IV.  GOD IS GOD EVEN IN OUR FAILURES (vv. 11-13)   

 

      A.  What God Could Have Done

                 God could have said, "Hit it harder, hit it harder.  I hope you hit it all afternoon.  You're not going to get any water at all."  You know that's not what the text says.  You might have thought that that's what it was because, after all, this is the Old Testament.

 

      B.  What God Did (v. 11b)

                 God gave them water.  The people didn't deserve it.  The leaders didn't deserve it.  God is a God of grace.  It was a gift.  It was grace.  It was a surprise.  It was God once again benefiting the men and women and sons and daughters even though they didn't deserve a thing. 

 

C.  The Results Were Right Even Though the Method Was Wrong

           Sometimes men judge the methods by the results.  If the results are good, positive then the methods must be right they conclude.  This story teaches us that this is not necessarily the case.  Examples: Billy Graham crusades, seeker friendly churches, inter-marrying with the ungodly, etc.

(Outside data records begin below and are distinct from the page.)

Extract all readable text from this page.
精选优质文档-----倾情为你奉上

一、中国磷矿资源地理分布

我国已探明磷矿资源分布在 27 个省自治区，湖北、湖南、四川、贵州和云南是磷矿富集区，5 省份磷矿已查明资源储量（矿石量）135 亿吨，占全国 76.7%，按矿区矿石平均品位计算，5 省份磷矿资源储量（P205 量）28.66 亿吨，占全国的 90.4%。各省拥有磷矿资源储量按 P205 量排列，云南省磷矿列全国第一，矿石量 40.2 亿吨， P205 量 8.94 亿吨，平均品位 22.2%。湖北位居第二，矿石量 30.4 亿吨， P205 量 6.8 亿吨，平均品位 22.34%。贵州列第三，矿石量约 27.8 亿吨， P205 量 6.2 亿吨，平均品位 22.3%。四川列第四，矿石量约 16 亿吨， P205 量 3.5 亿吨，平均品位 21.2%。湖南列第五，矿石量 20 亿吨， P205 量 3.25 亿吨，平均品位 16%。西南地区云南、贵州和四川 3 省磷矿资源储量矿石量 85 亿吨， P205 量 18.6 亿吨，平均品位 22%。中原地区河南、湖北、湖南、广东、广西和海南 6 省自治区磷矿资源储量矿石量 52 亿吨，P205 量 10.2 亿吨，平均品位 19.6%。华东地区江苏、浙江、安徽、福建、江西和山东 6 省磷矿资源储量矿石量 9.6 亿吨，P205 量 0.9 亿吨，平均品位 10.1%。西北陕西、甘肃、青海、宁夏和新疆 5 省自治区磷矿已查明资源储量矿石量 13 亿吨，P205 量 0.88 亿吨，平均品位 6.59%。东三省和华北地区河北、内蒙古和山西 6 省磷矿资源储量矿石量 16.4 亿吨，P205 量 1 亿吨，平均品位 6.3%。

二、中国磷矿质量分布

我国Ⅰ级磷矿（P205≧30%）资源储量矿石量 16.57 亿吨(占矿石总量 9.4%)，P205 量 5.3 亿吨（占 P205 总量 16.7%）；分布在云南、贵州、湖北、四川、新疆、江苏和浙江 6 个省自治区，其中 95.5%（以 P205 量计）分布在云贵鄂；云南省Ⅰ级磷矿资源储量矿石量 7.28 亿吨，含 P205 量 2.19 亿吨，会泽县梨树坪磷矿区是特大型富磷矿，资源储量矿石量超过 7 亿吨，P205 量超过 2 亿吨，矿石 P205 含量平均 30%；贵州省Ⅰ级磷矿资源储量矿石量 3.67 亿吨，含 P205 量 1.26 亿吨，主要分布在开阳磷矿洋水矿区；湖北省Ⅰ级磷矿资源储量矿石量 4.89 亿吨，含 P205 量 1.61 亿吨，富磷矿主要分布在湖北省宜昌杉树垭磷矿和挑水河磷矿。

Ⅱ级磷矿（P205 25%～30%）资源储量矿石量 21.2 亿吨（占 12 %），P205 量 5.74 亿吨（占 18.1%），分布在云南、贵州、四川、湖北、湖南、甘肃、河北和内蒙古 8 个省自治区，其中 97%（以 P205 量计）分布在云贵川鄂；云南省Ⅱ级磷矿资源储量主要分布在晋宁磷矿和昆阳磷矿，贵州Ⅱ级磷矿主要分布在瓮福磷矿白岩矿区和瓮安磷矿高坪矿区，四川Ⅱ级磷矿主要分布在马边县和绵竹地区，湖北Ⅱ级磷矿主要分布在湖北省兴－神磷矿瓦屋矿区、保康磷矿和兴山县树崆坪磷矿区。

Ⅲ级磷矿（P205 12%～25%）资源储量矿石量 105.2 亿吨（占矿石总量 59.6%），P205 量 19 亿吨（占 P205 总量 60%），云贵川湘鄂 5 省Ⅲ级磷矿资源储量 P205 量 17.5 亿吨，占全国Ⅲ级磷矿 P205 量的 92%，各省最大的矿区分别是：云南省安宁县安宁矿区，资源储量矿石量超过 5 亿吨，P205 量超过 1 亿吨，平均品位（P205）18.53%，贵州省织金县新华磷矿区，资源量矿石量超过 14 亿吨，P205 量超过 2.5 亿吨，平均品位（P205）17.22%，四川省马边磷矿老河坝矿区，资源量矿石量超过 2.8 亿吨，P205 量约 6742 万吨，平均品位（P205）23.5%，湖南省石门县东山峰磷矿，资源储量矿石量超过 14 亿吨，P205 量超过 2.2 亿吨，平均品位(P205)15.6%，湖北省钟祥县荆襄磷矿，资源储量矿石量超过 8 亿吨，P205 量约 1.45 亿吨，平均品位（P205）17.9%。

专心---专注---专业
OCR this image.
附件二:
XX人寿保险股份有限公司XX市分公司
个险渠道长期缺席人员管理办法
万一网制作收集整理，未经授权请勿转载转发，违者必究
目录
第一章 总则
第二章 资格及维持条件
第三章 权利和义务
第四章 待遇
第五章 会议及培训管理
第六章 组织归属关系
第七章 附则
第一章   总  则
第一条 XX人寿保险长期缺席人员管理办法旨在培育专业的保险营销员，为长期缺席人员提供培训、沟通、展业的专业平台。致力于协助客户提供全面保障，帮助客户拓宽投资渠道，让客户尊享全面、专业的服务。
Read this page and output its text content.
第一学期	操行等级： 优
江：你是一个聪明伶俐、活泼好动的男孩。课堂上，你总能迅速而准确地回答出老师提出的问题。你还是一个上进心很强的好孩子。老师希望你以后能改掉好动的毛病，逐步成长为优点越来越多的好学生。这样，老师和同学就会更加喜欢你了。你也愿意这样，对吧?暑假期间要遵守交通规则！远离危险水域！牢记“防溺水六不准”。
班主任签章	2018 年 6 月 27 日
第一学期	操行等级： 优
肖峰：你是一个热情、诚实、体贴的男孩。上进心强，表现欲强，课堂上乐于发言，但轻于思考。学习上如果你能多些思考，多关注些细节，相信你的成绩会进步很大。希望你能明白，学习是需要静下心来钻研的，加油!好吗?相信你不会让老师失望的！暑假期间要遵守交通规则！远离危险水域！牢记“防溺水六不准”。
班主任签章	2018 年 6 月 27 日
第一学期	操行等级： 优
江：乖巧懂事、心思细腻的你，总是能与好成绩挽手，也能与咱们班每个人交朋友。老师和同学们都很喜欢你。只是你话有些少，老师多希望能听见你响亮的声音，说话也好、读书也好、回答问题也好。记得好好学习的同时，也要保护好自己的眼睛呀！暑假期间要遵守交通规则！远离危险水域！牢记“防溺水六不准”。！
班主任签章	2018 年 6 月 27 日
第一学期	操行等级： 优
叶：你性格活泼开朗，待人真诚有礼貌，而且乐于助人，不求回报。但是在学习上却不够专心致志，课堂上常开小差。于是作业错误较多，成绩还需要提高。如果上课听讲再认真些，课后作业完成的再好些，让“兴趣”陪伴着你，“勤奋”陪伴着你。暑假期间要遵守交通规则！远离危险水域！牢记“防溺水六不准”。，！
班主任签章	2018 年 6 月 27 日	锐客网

           Just because there is the appearance of great success or agreeable results it does not follow that God approves of the methods—methods that are often the product of the carnal minds of unbelieving worldlings. 

 

CONCLUSION

 

     God is the God of our needs, even the very basic needs of life. 

     We must also recognize that He is the God of His deeds.  Every "good and perfect gift" is from His bountiful hand.  He is involved in each of our lives working to our benefit and His glory.  We should gladly give Him glory and praise.

     When a crisis comes He is God of the crisis.  We must go to Him in prayer seeking His guidance and help.  To trust in "the arm of the flesh" is sure to lead to sinful tragedy as we so clearly see in Moses and Israel when tested with a lack of water.

     If we fail—there will be times of failure—He is God in our failures.  In our failures He loves us and remains faithful to us.  Our unfaithfulness does not alter His commitment to His beloved.  Because He is a gracious God He blesses us even though we fail Him.  Nevertheless we must face the consequence of our sin.

     There is a powerful central message to remember from this account: God's word can be trusted in a crisis and His word is the solution to the crisis.  "Speak the Word" is a powerful admonition for us all.